Police departments in a number of U.S. cities — Chicago, Detroit, New Orleans — are receiving increased attention for their failure to clear even half of the homicides that occur in their jurisdiction. And note that to “clear” a case doesn’t even necessarily require that someone be convicted of the crime, but only that either an arrest was made or that the case was “cleared by exceptional means,” meaning that the police identified a suspect, had sufficient evidence to arrest, and knew their location, but encountered a circumstance that prevented them from making the arrest.
Of all the crimes classified as Index I crimes by the FBI’s Uniform Crime Reports, murder and nonnegligent manslaughter typically have the highest clearance rate by far.
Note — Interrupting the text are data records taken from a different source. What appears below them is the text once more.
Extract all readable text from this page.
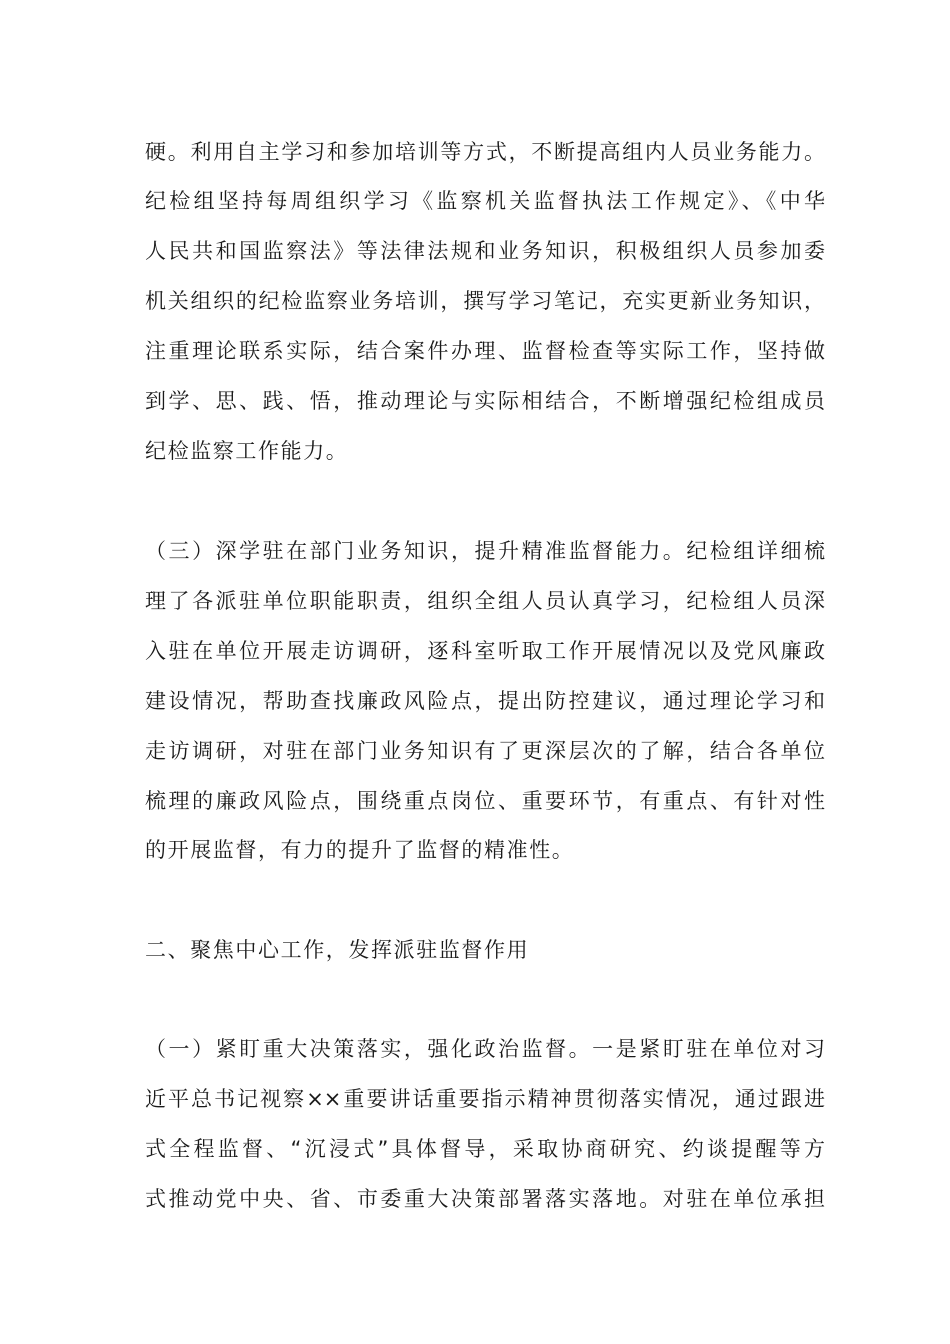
硬。利用自主学习和参加培训等方式，不断提高组内人员业务能力。
纪检组坚持每周组织学习《监察机关监督执法工作规定》、《中华
人民共和国监察法》等法律法规和业务知识，积极组织人员参加委
机关组织的纪检监察业务培训，撰写学习笔记，充实更新业务知识，
注重理论联系实际，结合案件办理、监督检查等实际工作，坚持做
到学、思、践、悟，推动理论与实际相结合，不断增强纪检组成员
纪检监察工作能力。
（三）深学驻在部门业务知识，提升精准监督能力。纪检组详细梳
理了各派驻单位职能职责，组织全组人员认真学习，纪检组人员深
入驻在单位开展走访调研，逐科室听取工作开展情况以及党风廉政
建设情况，帮助查找廉政风险点，提出防控建议，通过理论学习和
走访调研，对驻在部门业务知识有了更深层次的了解，结合各单位
梳理的廉政风险点，围绕重点岗位、重要环节，有重点、有针对性
的开展监督，有力的提升了监督的精准性。
二、聚焦中心工作，发挥派驻监督作用
（一）紧盯重大决策落实，强化政治监督。一是紧盯驻在单位对习
近平总书记视察××重要讲话重要指示精神贯彻落实情况，通过跟进
式全程监督、“沉浸式”具体督导，采取协商研究、约谈提醒等方
式推动党中央、省、市委重大决策部署落实落地。对驻在单位承担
Source: FBI: UCR 2017 Clearance
What should be realized is just how much lower current homicide clearance rates are compared to the 1960s and 1970s, even though the number of killings in recent years is roughly on par with the early 70s. As can be seen in the following graph, the number of homicides have gone down since its peak in the 90s, but so has the clearance rate.
Source: Murder Accountability Project
An explanation offered for why this is the case is that a growing proportion of these unsolved homicides are gangland killings where witnesses refuse to talk to the police due to anti-snitching norms, low trust in the police, or fear of reprisal. Indeed, the city of Indianapolis has created a witness protection fund in an effort to get more witnesses to cooperate with police.